Toronto – The union representing thousands of members in Ontario’s publicly funded colleges and universities is welcoming funds the province is offering the postsecondary education sector to cope with the financial hit of COVID-19.
“We commend the government for recognizing the importance of investing in the public sector when our colleges and universities are hurting due to COVID. We are also facing the challenge of private colleges trying to encroach on the public system,” said OPSEU/SEFPO President Warren (Smokey) Thomas. “OPSEU/SEFPO will keep engaging the government in productive talks to guarantee the sustainability of our public postsecondary system.”
The province has offered a total of $106.4 million to the 24 public colleges and 22 public universities it funds.
“We welcome any additional investments in public postsecondary education,” said RM Kennedy, chair of the OPSEU College Faculty Divisional Executive, “But this investment can’t begin to meet the need. Eleven colleges lack a full-time academic faculty librarian but offer critical programs with research components. We’re facing constant pressure to shrink or outsource our counselling services even as record numbers of students come to us with mental health crises.”
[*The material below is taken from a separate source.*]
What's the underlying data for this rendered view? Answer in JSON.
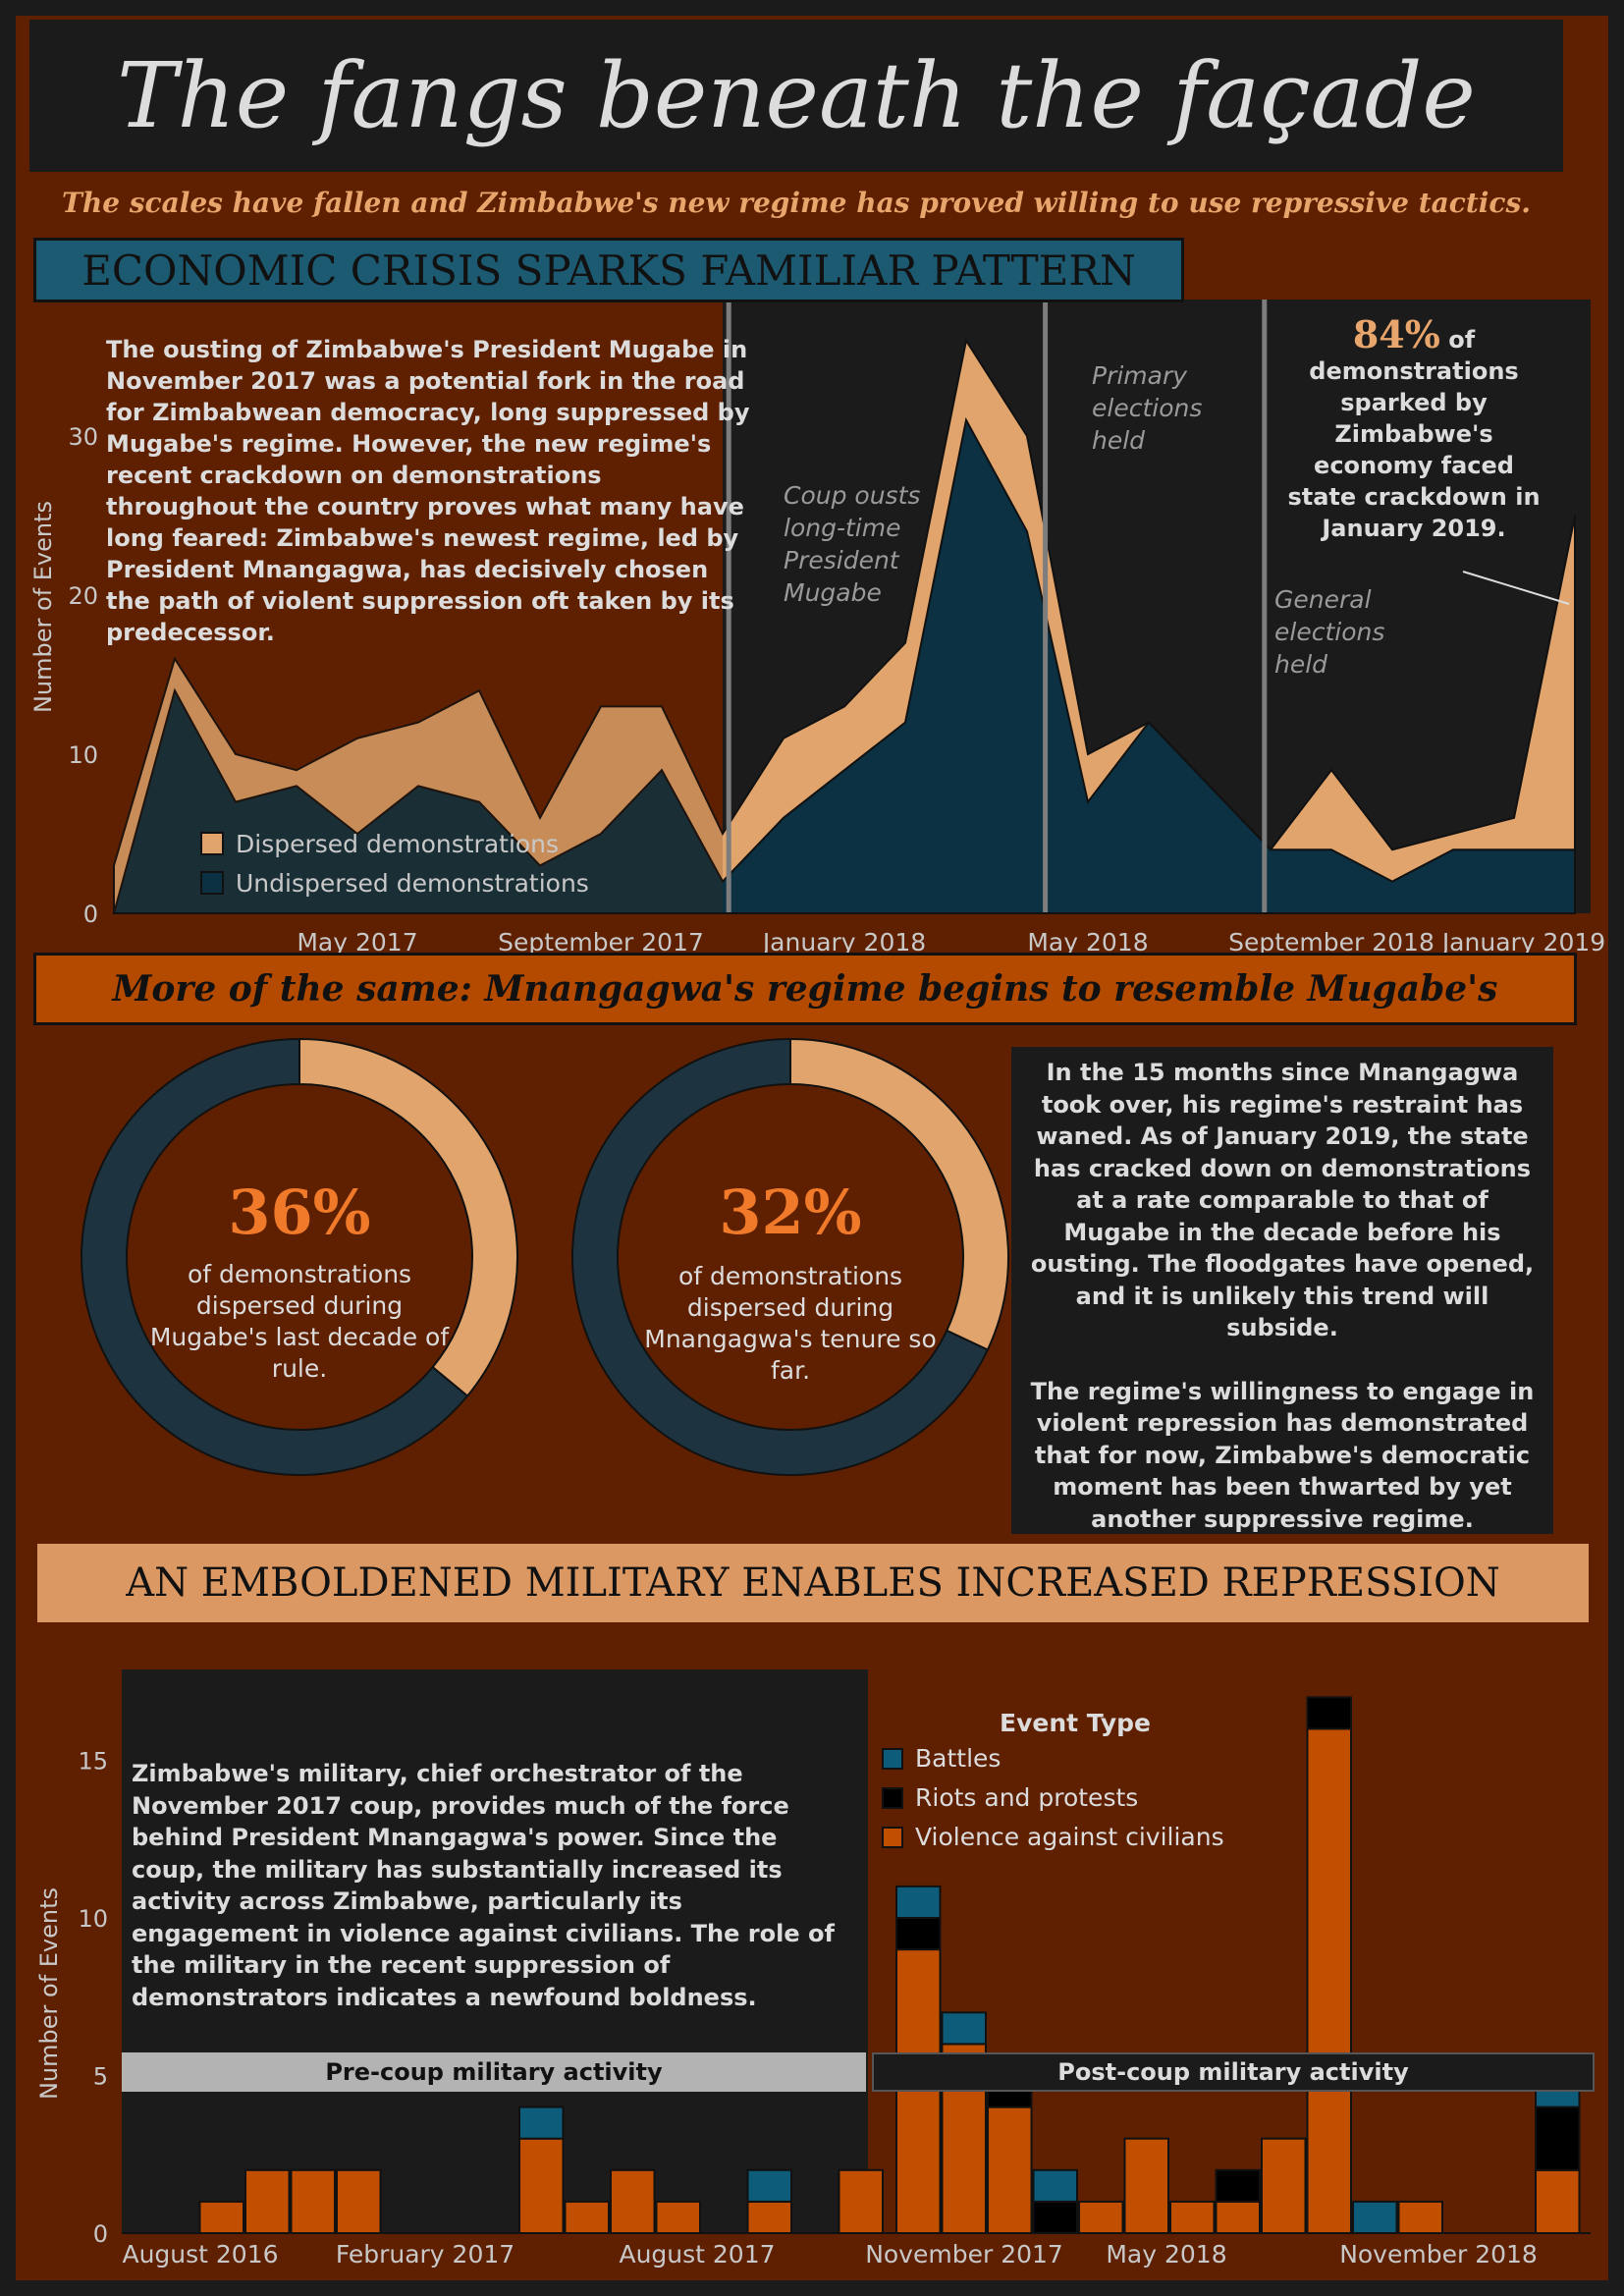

The chair of the OPSEU/SEFPO College Support Divisional Executive, Janice Hagan, said she is pleased the government has recognized there is a crisis in the colleges. “Some of our medium- and small-sized colleges have been hit very hard with cuts and layoffs since the pandemic. We hope this funding will help those colleges bring our members back as soon as possible to do their important work supporting students.”
College Part-Time Support Divisional Executive Chair Denis Martinez also believes more is needed. “The pandemic has hit my members really hard, with massive layoffs and hours cut,” she said. ”Some of this new money needs to go to bringing back laid-off members, restoring hours of work and providing these precarious workers with paid sick days.”
OPSEU/SEFPO Local 677 President Geoffrey Hudson is a university faculty member and belongs to the union’s Universities Division, representing over 6,000 members. He notes that the media is correct in laying out the dire financial situation universities find themselves in.
“It’s clear we’ll need far more investment to stay afloat. I’m appalled that Laurentian, the most seriously impacted university, is facing insolvency right now but is alone in receiving no funding whatsoever. The government must provide immediate additional resources to Laurentian. It also needs to sit down with all of us to have a very serious conversation about the further investments needed to sustain and enhance the education and research in our universities that’s so vital for Ontario’s economic future.”
“Colleges are the best job recovery program out there right now,” said OPSEU/SEFPO First Vice-President/Treasurer Eduardo (Eddy) Almeida. “They’re going to make or break our recovery. For every dollar you invest in them, you get $10 back in taxes. It’s time the government realized that and funded them properly.”
Thomas agreed, noting that a big investment is needed to make up for historical shortfalls in postsecondary education to drive the post-pandemic recovery. “I’ve been saying it for years, and it’s truer now than ever: A key to Ontario’s success lies in educating a workforce able to respond to the challenges of a constantly changing economy.
“There’s no free lunch, no magic bullet. Let’s get the money in the public postsecondary system – right now.”